The Eurozone Falls into Recession as “Stimulus” Fails

Despite bullish sentiment, the Eurozone fell into recession in the first quarter of 2023, and social programs have also failed. Many blame rate hikes for this decline but in the following article, Professor Daniel Lacalle looks at the facts behind Europe’s dismal performance despite falling energy and commodity prices. ~Tim McMahon, editor

The Eurozone Falls into Recession as “Stimulus” Fails

EuroZone BearInvestor sentiment is clearly bullish. The CNN Fear and Greed Index for June 18th, 2023, stood at 82, which signals “extreme greed”. This is a drastic optimistic move after closing at “greed” (56 over 100) a month before and “extreme fear” (17 over 100) only one year ago. However, in the same period, the Citi global economic surprise index has declined twelve points, with the euro area component collapsing 123 points. The US economic surprise index has also declined by thirteen points.

The disastrous performance of the euro area, which fell into recession in the first quarter, is also happening while this economic region enjoys significant tailwinds: Declining energy and commodity prices have supported the euro area’s GDP, boosting the external component thanks to meaningfully lower imports. Furthermore, the euro area should benefit from the expected positive impact of the massive EU Next Generation stimulus plan. None of those effects have helped, which proves yet again that massive government stimulus plans hardly boost growth and productivity and are often directed to politically favored sectors with little real impact on jobs or growth.

This is hardly a surprise, as the Juncker Plan and the Growth and Jobs Plan of 2009 also failed to deliver any multiplier effect. The euro area is a chain of government stimulus plans that yield no real economic return as productivity growth continues to be exceedingly poor, the unemployment rate is twice that of the U.S., and growth simply does not take off.

It is important to understand that the negative trend in economic surprise comes in the middle of two gigantic stimulus plans, in the euro area and the U.S., and with the benefit of lower imports due to falling commodity prices and rising exports thanks to a robust China re-opening, which may have come below consensus estimates but is still the driving force of global growth alongside India.

Many blame rate hikes for this decline in macroeconomic figures relative to estimates. However, few seem to blame the insanely negative real rates and monster stimulus packages for this poor economic return. Think about this for a moment: The world “invested” close to 20% of its GDP in public and monetary stimuli in 2020 to deliver a strong recovery that never happened and only received high inflation and poor growth in return.

The spectacular failure of these enormous stimulus plans is almost never analyzed in academic papers because it seems that some academics have decided to avoid any study that mildly questions governments and their bloated spending.

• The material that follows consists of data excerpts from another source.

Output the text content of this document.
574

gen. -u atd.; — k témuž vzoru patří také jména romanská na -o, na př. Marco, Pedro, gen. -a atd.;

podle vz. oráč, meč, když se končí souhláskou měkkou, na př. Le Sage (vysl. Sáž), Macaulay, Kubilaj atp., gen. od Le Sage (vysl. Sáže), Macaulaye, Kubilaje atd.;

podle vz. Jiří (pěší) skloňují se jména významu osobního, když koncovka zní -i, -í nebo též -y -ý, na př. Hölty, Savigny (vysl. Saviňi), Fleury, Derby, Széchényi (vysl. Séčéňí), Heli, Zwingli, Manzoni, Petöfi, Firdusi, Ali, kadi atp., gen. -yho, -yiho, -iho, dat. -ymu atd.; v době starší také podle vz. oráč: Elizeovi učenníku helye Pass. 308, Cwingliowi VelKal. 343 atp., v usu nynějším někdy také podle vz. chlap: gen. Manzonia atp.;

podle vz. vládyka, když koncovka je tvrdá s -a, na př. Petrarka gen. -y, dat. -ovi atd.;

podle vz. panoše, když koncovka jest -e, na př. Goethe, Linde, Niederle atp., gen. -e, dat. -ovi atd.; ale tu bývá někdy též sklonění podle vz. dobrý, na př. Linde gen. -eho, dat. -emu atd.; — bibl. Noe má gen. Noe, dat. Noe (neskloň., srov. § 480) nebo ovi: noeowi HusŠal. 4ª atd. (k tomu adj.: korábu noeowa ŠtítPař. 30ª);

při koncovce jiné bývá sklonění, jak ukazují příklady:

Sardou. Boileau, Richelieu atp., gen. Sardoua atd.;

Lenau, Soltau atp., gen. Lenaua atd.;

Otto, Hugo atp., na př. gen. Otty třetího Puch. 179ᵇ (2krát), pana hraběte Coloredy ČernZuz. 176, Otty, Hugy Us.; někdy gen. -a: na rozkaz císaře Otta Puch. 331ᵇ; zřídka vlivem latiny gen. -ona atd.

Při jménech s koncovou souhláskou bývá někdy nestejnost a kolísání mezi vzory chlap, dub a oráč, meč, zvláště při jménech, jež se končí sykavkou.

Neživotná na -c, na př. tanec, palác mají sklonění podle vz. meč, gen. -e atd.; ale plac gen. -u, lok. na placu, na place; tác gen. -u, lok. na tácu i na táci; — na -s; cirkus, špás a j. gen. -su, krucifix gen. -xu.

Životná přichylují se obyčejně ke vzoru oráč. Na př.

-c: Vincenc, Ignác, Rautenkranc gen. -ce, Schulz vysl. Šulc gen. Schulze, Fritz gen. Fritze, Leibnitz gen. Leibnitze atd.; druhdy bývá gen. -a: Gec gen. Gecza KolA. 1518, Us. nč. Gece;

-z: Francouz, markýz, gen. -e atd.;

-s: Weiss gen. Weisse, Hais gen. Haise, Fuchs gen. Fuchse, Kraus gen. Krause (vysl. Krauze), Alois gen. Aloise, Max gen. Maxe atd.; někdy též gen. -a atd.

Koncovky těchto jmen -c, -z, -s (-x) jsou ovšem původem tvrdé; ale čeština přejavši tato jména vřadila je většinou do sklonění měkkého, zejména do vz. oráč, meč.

Stimulus plans fail, and all we seem to hear when the recovery is weak is that the problem is the normalization of rates, not the inexistent multiplier effect of these giant government plans that leave an unsustainable trail of higher debt and, now, inflation.

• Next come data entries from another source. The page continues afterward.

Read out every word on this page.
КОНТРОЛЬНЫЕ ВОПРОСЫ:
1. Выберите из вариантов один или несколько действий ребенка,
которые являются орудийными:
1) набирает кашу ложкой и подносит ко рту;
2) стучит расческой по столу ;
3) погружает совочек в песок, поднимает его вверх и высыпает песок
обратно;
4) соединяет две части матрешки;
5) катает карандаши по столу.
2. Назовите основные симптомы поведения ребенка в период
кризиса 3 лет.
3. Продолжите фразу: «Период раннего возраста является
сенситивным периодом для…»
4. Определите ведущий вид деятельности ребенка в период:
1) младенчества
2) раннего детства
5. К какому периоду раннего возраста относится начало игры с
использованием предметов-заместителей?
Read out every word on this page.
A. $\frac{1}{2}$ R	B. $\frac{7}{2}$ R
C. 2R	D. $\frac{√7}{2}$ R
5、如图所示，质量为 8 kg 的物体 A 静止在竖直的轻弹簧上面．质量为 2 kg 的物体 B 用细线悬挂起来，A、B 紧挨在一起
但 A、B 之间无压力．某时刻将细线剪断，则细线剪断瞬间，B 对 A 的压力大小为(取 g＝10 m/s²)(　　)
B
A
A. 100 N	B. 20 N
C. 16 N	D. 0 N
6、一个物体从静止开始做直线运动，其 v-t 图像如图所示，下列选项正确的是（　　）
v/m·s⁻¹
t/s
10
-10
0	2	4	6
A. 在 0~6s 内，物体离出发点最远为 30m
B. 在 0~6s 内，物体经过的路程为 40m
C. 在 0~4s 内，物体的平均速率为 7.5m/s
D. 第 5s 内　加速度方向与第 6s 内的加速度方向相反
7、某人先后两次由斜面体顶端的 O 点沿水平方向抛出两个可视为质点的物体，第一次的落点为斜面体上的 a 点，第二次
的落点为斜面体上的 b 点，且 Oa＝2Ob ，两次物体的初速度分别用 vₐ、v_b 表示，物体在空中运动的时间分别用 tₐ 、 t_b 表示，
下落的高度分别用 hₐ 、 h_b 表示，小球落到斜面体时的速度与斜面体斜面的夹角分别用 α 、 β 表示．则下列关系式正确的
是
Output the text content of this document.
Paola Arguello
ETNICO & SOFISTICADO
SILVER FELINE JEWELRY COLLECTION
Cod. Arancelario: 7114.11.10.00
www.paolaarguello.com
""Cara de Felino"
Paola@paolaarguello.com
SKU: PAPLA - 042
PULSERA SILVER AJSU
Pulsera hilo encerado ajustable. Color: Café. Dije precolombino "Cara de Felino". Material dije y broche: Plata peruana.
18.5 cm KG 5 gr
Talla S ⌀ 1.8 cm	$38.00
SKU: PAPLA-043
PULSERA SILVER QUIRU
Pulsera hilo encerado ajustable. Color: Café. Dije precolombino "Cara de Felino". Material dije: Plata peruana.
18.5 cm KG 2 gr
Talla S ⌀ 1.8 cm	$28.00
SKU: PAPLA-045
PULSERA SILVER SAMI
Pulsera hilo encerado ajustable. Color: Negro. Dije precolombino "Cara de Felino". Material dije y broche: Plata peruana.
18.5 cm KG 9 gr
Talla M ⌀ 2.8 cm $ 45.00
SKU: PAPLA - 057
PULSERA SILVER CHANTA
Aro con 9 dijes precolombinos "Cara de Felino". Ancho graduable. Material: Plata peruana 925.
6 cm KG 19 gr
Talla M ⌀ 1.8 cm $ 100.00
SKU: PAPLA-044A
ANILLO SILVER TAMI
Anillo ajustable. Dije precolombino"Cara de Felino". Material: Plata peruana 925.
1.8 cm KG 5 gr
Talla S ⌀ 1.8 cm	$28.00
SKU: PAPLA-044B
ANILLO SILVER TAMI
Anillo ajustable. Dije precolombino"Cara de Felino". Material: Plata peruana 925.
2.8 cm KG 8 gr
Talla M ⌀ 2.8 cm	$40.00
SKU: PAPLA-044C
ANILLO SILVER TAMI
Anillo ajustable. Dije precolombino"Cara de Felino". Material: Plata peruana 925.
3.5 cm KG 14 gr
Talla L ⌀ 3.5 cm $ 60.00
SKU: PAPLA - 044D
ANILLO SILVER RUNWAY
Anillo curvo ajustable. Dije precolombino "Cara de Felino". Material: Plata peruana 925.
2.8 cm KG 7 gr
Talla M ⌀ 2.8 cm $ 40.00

Social programs have also failed. The latest Eurostat figures show that in 2022, 95.3 million people in the EU will be at risk of poverty or social exclusion, equivalent to 21.6% of the EU population. In 2018, it was 109.2 million people, or 21.7% of the population. This is an almost insignificant improvement considering the enormous social spending, more than two trillion euros of stimulus, and the increase in population. Resorting to the old “it could have been worse” argument makes no sense. There is plenty of evidence of better uses of public money all over the world.

Rate hikes have not caused the weakening of the eurozone economy; giant government spending plans have. There is no discernible improvement in productivity or job creation other than the return of tourism, and certainly no fiscal multiplier. The growth trend is simply back to where it was in December 2019, with the eurozone on the verge of recession but with a significantly larger debt burden.

The balance sheet of the G4 central banks has just declined by a small 9.5% after soaring 78% in 2020–2021. Rate hikes have only corrected the economic aberration of negative rates. Normalization of monetary policy is happening slowly, and central banks remain hugely accommodative. Some investors may expect a mirage bounce from government programs that have proven to generate no real improvement numerous times, but it will not happen.